Não há nenhum político, neste momento, que pareça estar disposto a assumir o cargo e retomar as negociações – mas pelo sistema atual, ele deverá ser preenchido por um muçulmano sunita.
Os cargos eletivos no Líbano são divididos de acordo com as religiões majoritárias no país (metade do Parlamento fica com os cristãos e a outra metade, com muçulmanos).
Crise econômica e política
Há quase um ano o Líbano aguarda a formação de um novo governo, processo paralisado desde que o primeiro-ministro Hassane Diab renunciou, logo após a megaexplosão no porto de Beirute.

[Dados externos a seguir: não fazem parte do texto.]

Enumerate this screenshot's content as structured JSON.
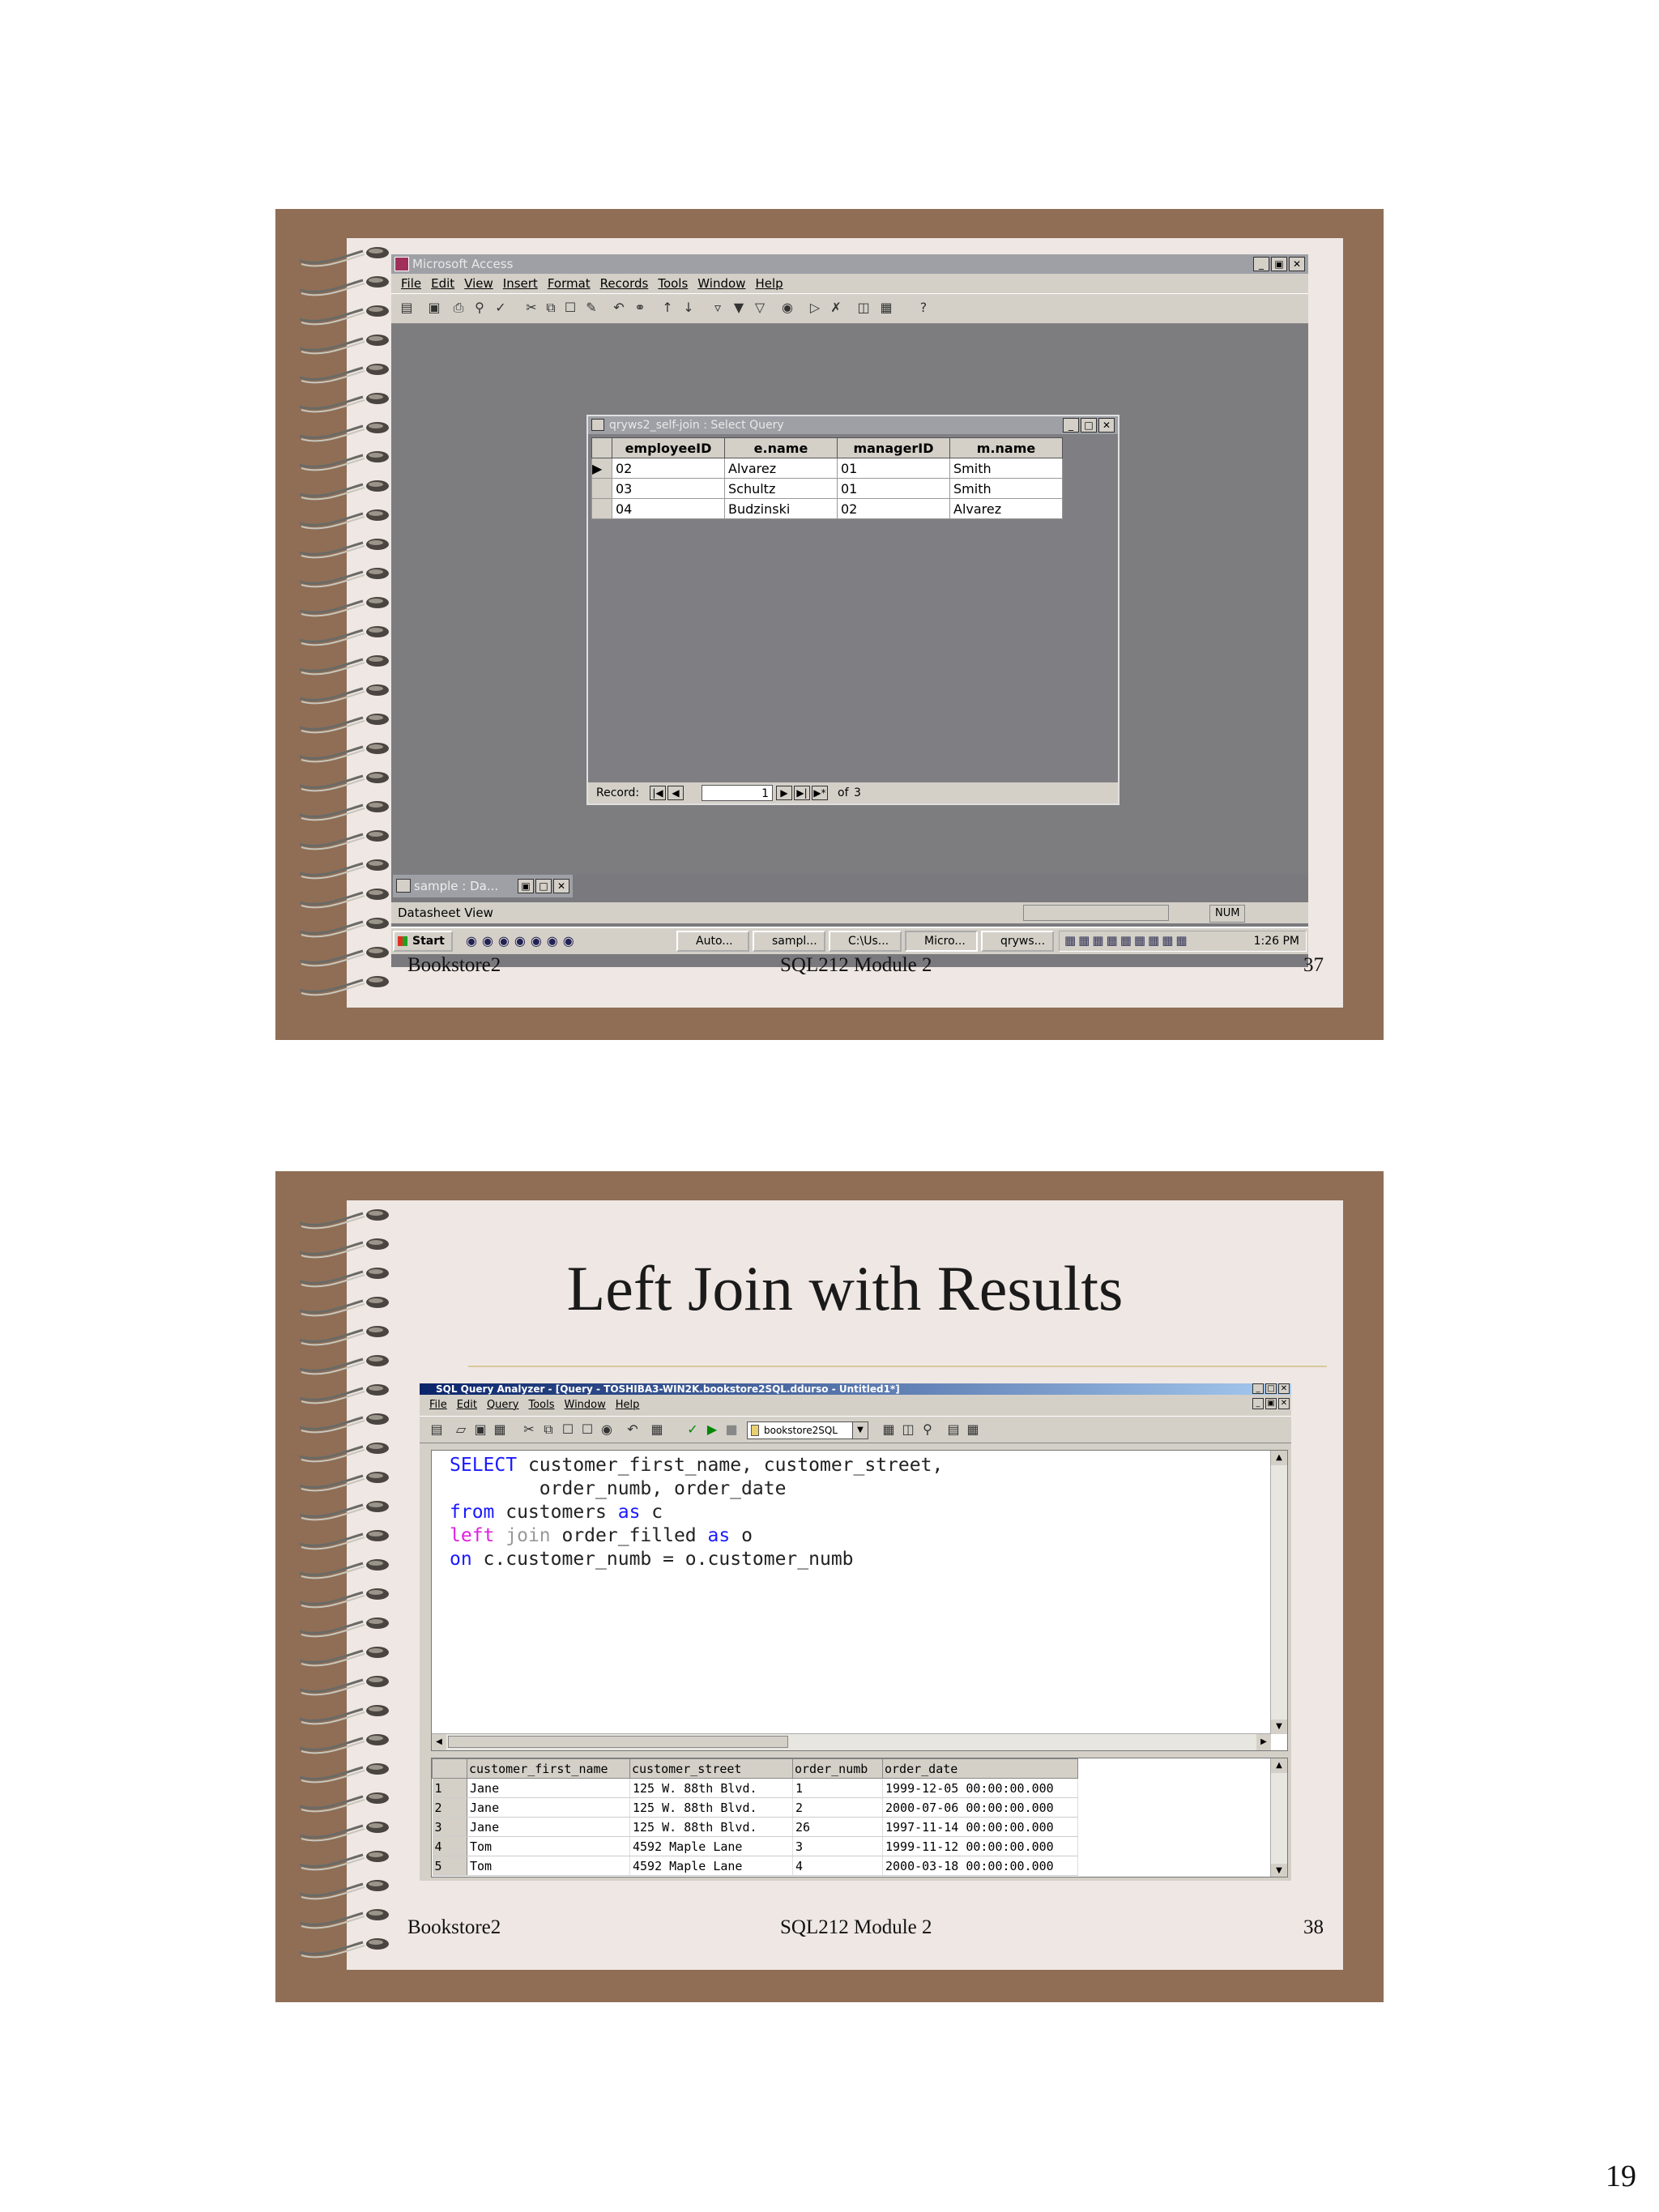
{
  "page_number": "19",
  "slides": [
    {
      "footer": {
        "left": "Bookstore2",
        "middle": "SQL212  Module 2",
        "right": "37"
      },
      "app": {
        "title": "Microsoft Access",
        "menu": [
          "File",
          "Edit",
          "View",
          "Insert",
          "Format",
          "Records",
          "Tools",
          "Window",
          "Help"
        ],
        "query_window": {
          "title": "qryws2_self-join : Select Query",
          "columns": [
            "employeeID",
            "e.name",
            "managerID",
            "m.name"
          ],
          "rows": [
            [
              "02",
              "Alvarez",
              "01",
              "Smith"
            ],
            [
              "03",
              "Schultz",
              "01",
              "Smith"
            ],
            [
              "04",
              "Budzinski",
              "02",
              "Alvarez"
            ]
          ],
          "nav": {
            "record_label": "Record:",
            "current": "1",
            "of_label": "of",
            "total": "3"
          }
        },
        "minimized_window": "sample : Da...",
        "status_bar": {
          "left": "Datasheet View",
          "num": "NUM"
        },
        "taskbar": {
          "start": "Start",
          "buttons": [
            "Auto...",
            "sampl...",
            "C:\\Us...",
            "Micro...",
            "qryws..."
          ],
          "clock": "1:26 PM"
        }
      }
    },
    {
      "title": "Left Join with Results",
      "footer": {
        "left": "Bookstore2",
        "middle": "SQL212  Module 2",
        "right": "38"
      },
      "app": {
        "title": "SQL Query Analyzer - [Query - TOSHIBA3-WIN2K.bookstore2SQL.ddurso - Untitled1*]",
        "menu": [
          "File",
          "Edit",
          "Query",
          "Tools",
          "Window",
          "Help"
        ],
        "database": "bookstore2SQL",
        "sql": [
          [
            {
              "t": "SELECT",
              "c": "#1a1aff"
            },
            {
              "t": " customer_first_name, customer_street,",
              "c": "#222"
            }
          ],
          [
            {
              "t": "        order_numb, order_date",
              "c": "#222"
            }
          ],
          [
            {
              "t": "from",
              "c": "#1a1aff"
            },
            {
              "t": " customers ",
              "c": "#222"
            },
            {
              "t": "as",
              "c": "#1a1aff"
            },
            {
              "t": " c",
              "c": "#222"
            }
          ],
          [
            {
              "t": "left",
              "c": "#e020e0"
            },
            {
              "t": " ",
              "c": "#222"
            },
            {
              "t": "join",
              "c": "#999"
            },
            {
              "t": " order_filled ",
              "c": "#222"
            },
            {
              "t": "as",
              "c": "#1a1aff"
            },
            {
              "t": " o",
              "c": "#222"
            }
          ],
          [
            {
              "t": "on",
              "c": "#1a1aff"
            },
            {
              "t": " c.customer_numb = o.customer_numb",
              "c": "#222"
            }
          ]
        ],
        "results": {
          "columns": [
            "customer_first_name",
            "customer_street",
            "order_numb",
            "order_date"
          ],
          "rows": [
            [
              "1",
              "Jane",
              "125 W. 88th Blvd.",
              "1",
              "1999-12-05 00:00:00.000"
            ],
            [
              "2",
              "Jane",
              "125 W. 88th Blvd.",
              "2",
              "2000-07-06 00:00:00.000"
            ],
            [
              "3",
              "Jane",
              "125 W. 88th Blvd.",
              "26",
              "1997-11-14 00:00:00.000"
            ],
            [
              "4",
              "Tom",
              "4592 Maple Lane",
              "3",
              "1999-11-12 00:00:00.000"
            ],
            [
              "5",
              "Tom",
              "4592 Maple Lane",
              "4",
              "2000-03-18 00:00:00.000"
            ]
          ]
        }
      }
    }
  ]
}
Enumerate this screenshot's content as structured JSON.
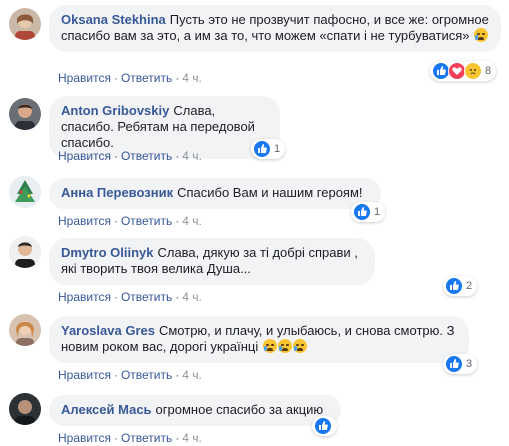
{
  "colors": {
    "author": "#385898",
    "bubble": "#f2f3f5",
    "like": "#1877f2",
    "love": "#f33e58",
    "meta": "#90949c"
  },
  "comments": [
    {
      "author": "Oksana Stekhina",
      "text": "Пусть это не прозвучит пафосно, и все же: огромное спасибо вам за это, а им за то, что можем «спати і не турбуватися»",
      "emoji": [
        "crying-face"
      ],
      "like_label": "Нравится",
      "reply_label": "Ответить",
      "time": "4 ч.",
      "reactions": [
        "like",
        "love",
        "sad"
      ],
      "reaction_count": "8"
    },
    {
      "author": "Anton Gribovskiy",
      "text": "Слава, спасибо. Ребятам на передовой спасибо.",
      "emoji": [],
      "like_label": "Нравится",
      "reply_label": "Ответить",
      "time": "4 ч.",
      "reactions": [
        "like"
      ],
      "reaction_count": "1"
    },
    {
      "author": "Анна Перевозник",
      "text": "Спасибо Вам и нашим героям!",
      "emoji": [],
      "like_label": "Нравится",
      "reply_label": "Ответить",
      "time": "4 ч.",
      "reactions": [
        "like"
      ],
      "reaction_count": "1"
    },
    {
      "author": "Dmytro Oliinyk",
      "text": "Слава, дякую за ті добрі справи , які творить твоя велика Душа...",
      "emoji": [],
      "like_label": "Нравится",
      "reply_label": "Ответить",
      "time": "4 ч.",
      "reactions": [
        "like"
      ],
      "reaction_count": "2"
    },
    {
      "author": "Yaroslava Gres",
      "text": "Смотрю, и плачу, и улыбаюсь, и снова смотрю. З новим роком вас, дорогі українці",
      "emoji": [
        "crying-face",
        "crying-face",
        "crying-face"
      ],
      "like_label": "Нравится",
      "reply_label": "Ответить",
      "time": "4 ч.",
      "reactions": [
        "like"
      ],
      "reaction_count": "3"
    },
    {
      "author": "Алексей Мась",
      "text": "огромное спасибо за акцию",
      "emoji": [],
      "like_label": "Нравится",
      "reply_label": "Ответить",
      "time": "4 ч.",
      "reactions": [
        "like"
      ],
      "reaction_count": ""
    }
  ]
}
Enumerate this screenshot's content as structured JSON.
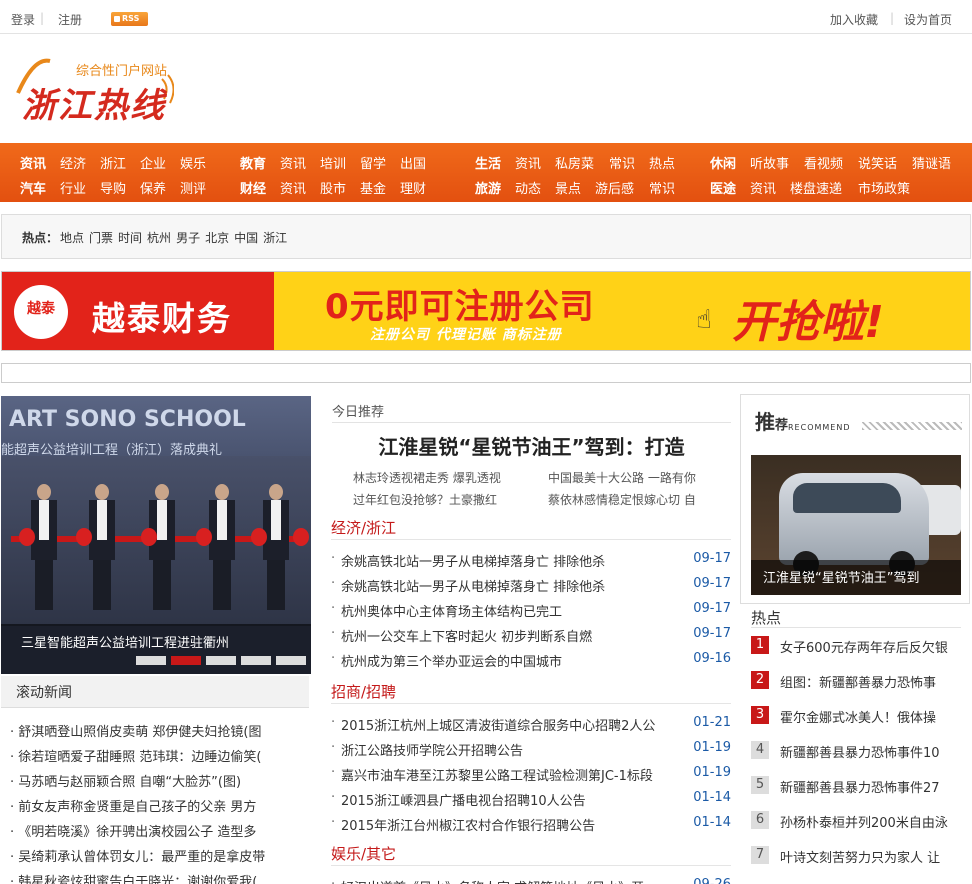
{
  "topbar": {
    "login": "登录",
    "register": "注册",
    "rss": "RSS",
    "favorite": "加入收藏",
    "homepage": "设为首页"
  },
  "logo": {
    "slogan": "综合性门户网站",
    "text": "浙江热线"
  },
  "nav": {
    "row1": [
      {
        "label": "资讯",
        "bold": true
      },
      {
        "label": "经济"
      },
      {
        "label": "浙江"
      },
      {
        "label": "企业"
      },
      {
        "label": "娱乐"
      },
      {
        "label": "教育",
        "bold": true
      },
      {
        "label": "资讯"
      },
      {
        "label": "培训"
      },
      {
        "label": "留学"
      },
      {
        "label": "出国"
      },
      {
        "label": "生活",
        "bold": true
      },
      {
        "label": "资讯"
      },
      {
        "label": "私房菜"
      },
      {
        "label": "常识"
      },
      {
        "label": "热点"
      },
      {
        "label": "休闲",
        "bold": true
      },
      {
        "label": "听故事"
      },
      {
        "label": "看视频"
      },
      {
        "label": "说笑话"
      },
      {
        "label": "猜谜语"
      }
    ],
    "row2": [
      {
        "label": "汽车",
        "bold": true
      },
      {
        "label": "行业"
      },
      {
        "label": "导购"
      },
      {
        "label": "保养"
      },
      {
        "label": "测评"
      },
      {
        "label": "财经",
        "bold": true
      },
      {
        "label": "资讯"
      },
      {
        "label": "股市"
      },
      {
        "label": "基金"
      },
      {
        "label": "理财"
      },
      {
        "label": "旅游",
        "bold": true
      },
      {
        "label": "动态"
      },
      {
        "label": "景点"
      },
      {
        "label": "游后感"
      },
      {
        "label": "常识"
      },
      {
        "label": "医途",
        "bold": true
      },
      {
        "label": "资讯"
      },
      {
        "label": "楼盘速递"
      },
      {
        "label": "市场政策"
      }
    ]
  },
  "hot": {
    "label": "热点：",
    "words": [
      "地点",
      "门票",
      "时间",
      "杭州",
      "男子",
      "北京",
      "中国",
      "浙江"
    ]
  },
  "banner": {
    "brand_mark": "越泰",
    "brand": "越泰财务",
    "main": "0元即可注册公司",
    "sub": "注册公司  代理记账  商标注册",
    "cta": "开抢啦!"
  },
  "slide": {
    "school": "ART SONO SCHOOL",
    "subtitle": "能超声公益培训工程（浙江）落成典礼",
    "caption": "三星智能超声公益培训工程进驻衢州",
    "active_dot": 1,
    "dot_count": 5
  },
  "scroll": {
    "title": "滚动新闻",
    "items": [
      "· 舒淇晒登山照俏皮卖萌 郑伊健夫妇抢镜(图",
      "· 徐若瑄晒爱子甜睡照 范玮琪：边睡边偷笑(",
      "· 马苏晒与赵丽颖合照 自嘲“大脸苏”(图)",
      "· 前女友声称金贤重是自己孩子的父亲 男方",
      "· 《明若晓溪》徐开骋出演校园公子 造型多",
      "· 吴绮莉承认曾体罚女儿：最严重的是拿皮带",
      "· 韩星秋瓷炫甜蜜告白于晓光：谢谢你爱我("
    ]
  },
  "recommend": {
    "head": "今日推荐",
    "feature": "江淮星锐“星锐节油王”驾到：打造",
    "links": [
      "林志玲透视裙走秀 爆乳透视",
      "中国最美十大公路 一路有你",
      "过年红包没抢够？土豪撒红",
      "蔡依林感情稳定恨嫁心切 自"
    ]
  },
  "sections": [
    {
      "title": "经济/浙江",
      "items": [
        {
          "t": "余姚高铁北站一男子从电梯掉落身亡 排除他杀",
          "d": "09-17"
        },
        {
          "t": "余姚高铁北站一男子从电梯掉落身亡 排除他杀",
          "d": "09-17"
        },
        {
          "t": "杭州奥体中心主体育场主体结构已完工",
          "d": "09-17"
        },
        {
          "t": "杭州一公交车上下客时起火 初步判断系自燃",
          "d": "09-17"
        },
        {
          "t": "杭州成为第三个举办亚运会的中国城市",
          "d": "09-16"
        }
      ]
    },
    {
      "title": "招商/招聘",
      "items": [
        {
          "t": "2015浙江杭州上城区清波街道综合服务中心招聘2人公",
          "d": "01-21"
        },
        {
          "t": "浙江公路技师学院公开招聘公告",
          "d": "01-19"
        },
        {
          "t": "嘉兴市油车港至江苏黎里公路工程试验检测第JC-1标段",
          "d": "01-19"
        },
        {
          "t": "2015浙江嵊泗县广播电视台招聘10人公告",
          "d": "01-14"
        },
        {
          "t": "2015年浙江台州椒江农村合作银行招聘公告",
          "d": "01-14"
        }
      ]
    },
    {
      "title": "娱乐/其它",
      "items": [
        {
          "t": "好汉出道首《风水》名称人字 求解答地址《风水》开",
          "d": "09-26"
        }
      ]
    }
  ],
  "right": {
    "rec_title": "推",
    "rec_title2": "荐",
    "rec_sub": "RECOMMEND",
    "rec_caption": "江淮星锐“星锐节油王”驾到",
    "hot_head": "热点",
    "hot_items": [
      {
        "n": "1",
        "t": "女子600元存两年存后反欠银"
      },
      {
        "n": "2",
        "t": "组图：新疆鄯善暴力恐怖事"
      },
      {
        "n": "3",
        "t": "霍尔金娜式冰美人！俄体操"
      },
      {
        "n": "4",
        "t": "新疆鄯善县暴力恐怖事件10"
      },
      {
        "n": "5",
        "t": "新疆鄯善县暴力恐怖事件27"
      },
      {
        "n": "6",
        "t": "孙杨朴泰桓并列200米自由泳"
      },
      {
        "n": "7",
        "t": "叶诗文刻苦努力只为家人 让"
      }
    ]
  }
}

Diab assumiu com a promessa de um governo técnico para atacar o pesadelo econômico vivido pelo Líbano, o pior desde a Guerra Civil (1975-1990).
O Banco Mundial avalia que o Líbano sofre uma depressão econômica das mais duras da história moderna – sua moeda, a libra libanesa, perdeu mais de 90% de seu valor em menos de dois anos.
Três vezes premiê
Hariri, de 50 anos, já foi primeiro-ministro três vezes desde 2009.
Ele foi eleito, nesta última vez, em outubro de 2020, após a renúncia de Hassan Diab – após a tragédia no porto de Beirute.
O político havia deixado o cargo um ano antes, após ser pressionado por intensas manifestações que pediam por uma renovação da classe política.